Digital Guide

C 2     The Geometry of Progress

The Architecture of the 1920s

Le Corbusier and his cousin Pierre Jeanneret opened an architecture firm in Paris in 1927. Together, they designed and realized a series of villas and building complexes. Their work is unembellished, characterized by a language of cubic forms and an unconventional interior layout that creates an experience of spaces “flowing” into one another.

In 1927, Le Corbusier published the Five Points toward a New Architecture: 1. Supports that raise the building from the ground, making it possible for the footprint to serve other purposes. 2. Flat roofs that can be used for gardens. 3. A freely designed ground plan and the flexible division of interior spaces, which is only possible with the use of columns. 4. Bands of horizontal windows instead of individual windows to ensure maximum light. 5. The free design of the façade, which is independent of the building’s load-bearing structure.

Le Corbusier engaged in dialogue with other pioneers of modernist architecture, including Theo van Doesburg of the Dutch De Stijl movement, the Russian Constructivist Moissei Ginsburg, Walter Gropius of the Bauhaus, and Mies van der Rohe of the Deutscher Werkbund. To a certain extent, their architectural concepts overlapped with those of Le Corbusier. Due to his abilities to communicate his ideas to a broad public, however, Le Corbusier’s architecture was quickly perceived as the unique embodiment of the dawn of modernism.

1 Perspective View of the Quartiers Modernes Frugès in Pessac

The Quartier Frugès is a housing project by Le Corbusier and Pierre Jeanneret, built between 1924 and 1926 in Pessac, a suburb of Bordeaux. It was their first attempt to realise a larger housing development. The industrialist Henri Frugès commissioned Quartier Frugès to create affordable, standardised worker housing. The project was originally supposed to include over a hundred houses of various types and colours, but only half were built. After completion, the housing units stood empty for several years due to Henri Frugès’ bankruptcy and because they were not connected to the waterworks. Later, residents made structural modifications to adapt the houses and apartments to their needs and taste for more traditional building styles.

2 Axonometry of the Maison Cook

At the beginning of the 20th century, axonometric drawings became a preferred mode for representing modern architecture.

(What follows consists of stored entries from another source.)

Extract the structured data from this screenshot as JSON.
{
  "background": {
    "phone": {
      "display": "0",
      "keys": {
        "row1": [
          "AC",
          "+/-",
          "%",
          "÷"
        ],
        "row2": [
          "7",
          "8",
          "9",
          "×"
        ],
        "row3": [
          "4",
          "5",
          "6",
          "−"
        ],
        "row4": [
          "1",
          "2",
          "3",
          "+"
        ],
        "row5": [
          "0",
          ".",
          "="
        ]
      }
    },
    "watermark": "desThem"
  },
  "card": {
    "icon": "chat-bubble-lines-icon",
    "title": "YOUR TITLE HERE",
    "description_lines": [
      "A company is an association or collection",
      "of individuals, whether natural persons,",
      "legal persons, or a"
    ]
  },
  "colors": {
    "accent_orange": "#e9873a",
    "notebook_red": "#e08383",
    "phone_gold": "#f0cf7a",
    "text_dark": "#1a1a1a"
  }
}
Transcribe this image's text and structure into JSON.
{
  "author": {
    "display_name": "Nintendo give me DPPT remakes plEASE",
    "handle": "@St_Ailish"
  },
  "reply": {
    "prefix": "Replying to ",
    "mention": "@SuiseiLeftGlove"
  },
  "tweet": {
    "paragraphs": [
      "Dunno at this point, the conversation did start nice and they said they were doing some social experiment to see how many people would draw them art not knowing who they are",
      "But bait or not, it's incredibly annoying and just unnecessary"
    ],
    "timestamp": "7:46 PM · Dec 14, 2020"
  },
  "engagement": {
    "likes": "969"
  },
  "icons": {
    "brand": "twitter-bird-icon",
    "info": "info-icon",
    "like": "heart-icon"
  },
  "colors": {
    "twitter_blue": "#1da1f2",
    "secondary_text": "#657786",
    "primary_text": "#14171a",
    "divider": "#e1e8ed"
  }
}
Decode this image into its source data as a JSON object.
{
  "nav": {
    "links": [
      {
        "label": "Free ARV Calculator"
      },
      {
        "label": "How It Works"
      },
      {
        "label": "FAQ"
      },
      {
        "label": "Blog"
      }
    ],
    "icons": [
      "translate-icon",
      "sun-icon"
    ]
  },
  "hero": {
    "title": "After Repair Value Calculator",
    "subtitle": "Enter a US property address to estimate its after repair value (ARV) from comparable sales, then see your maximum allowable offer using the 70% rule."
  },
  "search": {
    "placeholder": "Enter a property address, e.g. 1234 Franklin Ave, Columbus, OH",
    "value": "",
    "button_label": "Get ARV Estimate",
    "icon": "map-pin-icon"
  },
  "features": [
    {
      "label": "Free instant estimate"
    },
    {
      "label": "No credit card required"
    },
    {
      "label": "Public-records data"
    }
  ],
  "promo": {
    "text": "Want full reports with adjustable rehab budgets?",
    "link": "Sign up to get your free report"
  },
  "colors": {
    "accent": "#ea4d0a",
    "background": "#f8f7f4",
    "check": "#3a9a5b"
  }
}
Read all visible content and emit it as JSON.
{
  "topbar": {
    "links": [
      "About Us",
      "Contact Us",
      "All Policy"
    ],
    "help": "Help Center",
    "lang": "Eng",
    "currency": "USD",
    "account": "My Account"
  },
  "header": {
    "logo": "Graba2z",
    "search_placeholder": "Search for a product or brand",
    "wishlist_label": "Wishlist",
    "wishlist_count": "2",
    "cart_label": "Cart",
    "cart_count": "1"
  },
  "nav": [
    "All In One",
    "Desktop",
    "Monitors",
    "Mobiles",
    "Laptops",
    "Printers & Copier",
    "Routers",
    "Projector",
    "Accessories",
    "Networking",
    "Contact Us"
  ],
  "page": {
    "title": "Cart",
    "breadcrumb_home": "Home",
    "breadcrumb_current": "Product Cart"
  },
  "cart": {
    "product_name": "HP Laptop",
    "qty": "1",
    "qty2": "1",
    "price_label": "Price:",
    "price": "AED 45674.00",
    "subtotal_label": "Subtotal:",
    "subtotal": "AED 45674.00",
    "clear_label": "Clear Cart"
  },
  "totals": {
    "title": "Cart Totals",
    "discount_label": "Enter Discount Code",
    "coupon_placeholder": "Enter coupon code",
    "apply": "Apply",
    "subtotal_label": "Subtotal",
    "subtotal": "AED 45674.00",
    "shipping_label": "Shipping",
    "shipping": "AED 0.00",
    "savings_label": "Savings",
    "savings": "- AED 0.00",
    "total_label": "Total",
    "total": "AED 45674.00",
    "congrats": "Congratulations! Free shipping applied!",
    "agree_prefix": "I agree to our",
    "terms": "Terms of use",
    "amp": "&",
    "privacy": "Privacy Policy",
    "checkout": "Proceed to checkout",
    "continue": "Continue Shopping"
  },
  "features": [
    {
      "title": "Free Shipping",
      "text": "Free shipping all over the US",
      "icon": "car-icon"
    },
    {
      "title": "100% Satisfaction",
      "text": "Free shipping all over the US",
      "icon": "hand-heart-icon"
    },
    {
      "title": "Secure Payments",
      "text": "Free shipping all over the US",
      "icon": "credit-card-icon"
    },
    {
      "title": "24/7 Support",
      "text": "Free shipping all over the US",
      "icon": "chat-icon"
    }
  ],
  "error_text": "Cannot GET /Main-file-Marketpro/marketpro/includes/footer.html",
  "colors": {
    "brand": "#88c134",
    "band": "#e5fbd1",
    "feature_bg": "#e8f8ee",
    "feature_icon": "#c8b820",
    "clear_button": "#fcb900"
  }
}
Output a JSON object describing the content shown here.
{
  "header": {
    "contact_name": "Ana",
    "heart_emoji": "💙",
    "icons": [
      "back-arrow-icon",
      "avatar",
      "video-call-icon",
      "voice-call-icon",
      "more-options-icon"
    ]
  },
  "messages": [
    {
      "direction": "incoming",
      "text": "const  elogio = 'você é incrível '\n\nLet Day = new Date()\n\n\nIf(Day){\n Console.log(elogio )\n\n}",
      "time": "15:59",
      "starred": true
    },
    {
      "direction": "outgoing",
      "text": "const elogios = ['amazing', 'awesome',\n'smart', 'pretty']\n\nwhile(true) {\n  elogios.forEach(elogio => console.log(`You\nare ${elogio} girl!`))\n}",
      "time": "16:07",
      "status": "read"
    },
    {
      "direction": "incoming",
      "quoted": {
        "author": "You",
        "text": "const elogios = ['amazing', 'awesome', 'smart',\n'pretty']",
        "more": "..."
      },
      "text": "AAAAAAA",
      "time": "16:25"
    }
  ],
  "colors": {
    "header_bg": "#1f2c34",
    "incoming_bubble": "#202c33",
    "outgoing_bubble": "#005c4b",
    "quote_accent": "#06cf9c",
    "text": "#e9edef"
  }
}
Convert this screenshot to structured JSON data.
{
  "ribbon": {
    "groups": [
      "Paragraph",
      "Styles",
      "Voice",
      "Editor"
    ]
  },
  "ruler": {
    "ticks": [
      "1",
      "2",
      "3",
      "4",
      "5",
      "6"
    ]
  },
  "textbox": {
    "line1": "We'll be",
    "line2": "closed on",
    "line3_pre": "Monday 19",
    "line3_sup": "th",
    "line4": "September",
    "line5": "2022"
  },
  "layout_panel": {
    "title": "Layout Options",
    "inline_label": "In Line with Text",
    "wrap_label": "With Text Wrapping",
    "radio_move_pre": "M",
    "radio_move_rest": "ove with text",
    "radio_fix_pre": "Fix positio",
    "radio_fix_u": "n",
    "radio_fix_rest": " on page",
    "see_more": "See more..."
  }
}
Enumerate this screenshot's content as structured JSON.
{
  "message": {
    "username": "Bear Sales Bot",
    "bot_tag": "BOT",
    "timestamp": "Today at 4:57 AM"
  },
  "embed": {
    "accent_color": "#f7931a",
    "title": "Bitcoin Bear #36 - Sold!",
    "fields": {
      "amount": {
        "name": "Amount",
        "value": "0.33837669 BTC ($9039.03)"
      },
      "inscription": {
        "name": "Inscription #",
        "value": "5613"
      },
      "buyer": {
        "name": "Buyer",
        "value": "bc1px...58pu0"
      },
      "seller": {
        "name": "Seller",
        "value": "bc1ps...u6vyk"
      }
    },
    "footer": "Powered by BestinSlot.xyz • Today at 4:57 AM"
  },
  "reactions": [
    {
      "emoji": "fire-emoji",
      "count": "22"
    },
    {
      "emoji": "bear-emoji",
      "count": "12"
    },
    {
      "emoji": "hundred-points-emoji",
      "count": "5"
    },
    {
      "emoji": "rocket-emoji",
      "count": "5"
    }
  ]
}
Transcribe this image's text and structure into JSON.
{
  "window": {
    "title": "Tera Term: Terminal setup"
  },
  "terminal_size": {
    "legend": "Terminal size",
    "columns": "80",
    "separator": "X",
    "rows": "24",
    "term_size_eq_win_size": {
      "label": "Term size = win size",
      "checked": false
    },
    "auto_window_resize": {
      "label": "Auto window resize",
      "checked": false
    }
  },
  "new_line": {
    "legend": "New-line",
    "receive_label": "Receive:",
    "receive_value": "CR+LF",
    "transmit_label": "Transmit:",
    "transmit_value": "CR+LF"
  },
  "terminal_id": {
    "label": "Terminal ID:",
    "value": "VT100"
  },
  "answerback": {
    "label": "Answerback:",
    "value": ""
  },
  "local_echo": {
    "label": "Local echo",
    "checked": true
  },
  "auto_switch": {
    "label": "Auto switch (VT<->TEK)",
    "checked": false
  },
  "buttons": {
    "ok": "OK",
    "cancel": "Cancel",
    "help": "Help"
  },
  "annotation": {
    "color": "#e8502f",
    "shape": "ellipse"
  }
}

Until then, architecture was mainly drawn in the form of floor plans, cross-sections, perspective drawings, and elevations. Axonometry allows the sides and the interior spaces of the building to be shown simultaneously. The representation is independent of a visible perspective and seems to float freely in space. This technique was popular, among others, with the Dutch De Stijl movement, which influenced Le Corbusier.

3 Model of Dom-Ino

The Dom-Ino House was a concept for a structure that Le Corbusier designed between 1914 and 1915 in collaboration with the engineer Max Dubois. It was intended to be used in the reconstruction period after World War I to build many houses quickly and cheaply. The name is a play on words: it combines ‘domus’ (Latin for house) and ‘innovation’ while also referring to the game of dominoes.

Le Corbusier envisioned that the housing units could be lined up like dominoes, creating mass-produced row houses. Concrete pillars carry the building’s load, so the interior walls can be freely placed and the design adapted to the residents’ needs. Today, similar construction methods are used worldwide, as they allow for the quick and cost-effective construction of housing.

4 Facade of the Maison-Atelier Ozenfant with "tracés régulateurs"

To design façades, Le Corbusier used geometric guidelines, which he called "regulating lines." These lines helped him create asymmetrical yet harmonious and balanced facades. He also used this technique, which comes from classical theory on proportion, to structure the picture plane in his Purist paintings. This design shows the facade of the house and studio that Le Corbusier built for his friend, the artist Amédée Ozenfant, with whom he developed Purism.

5 Lettre to Madame Meyer

Le Corbusier created this design to convey his concept for a client’s house. Using a series of drawings, he guided her through the building. The design resembles a comic strip or a film. It illustrates Le Corbusier’s concept of a promenade architecturale, or an ‘architectural promenade.’ This term describes the idea that architecture consists of a variety of spatial experiences. The emphasis is no longer on the façade but instead the interior and the spatial experience that unfolds as one moves through the building.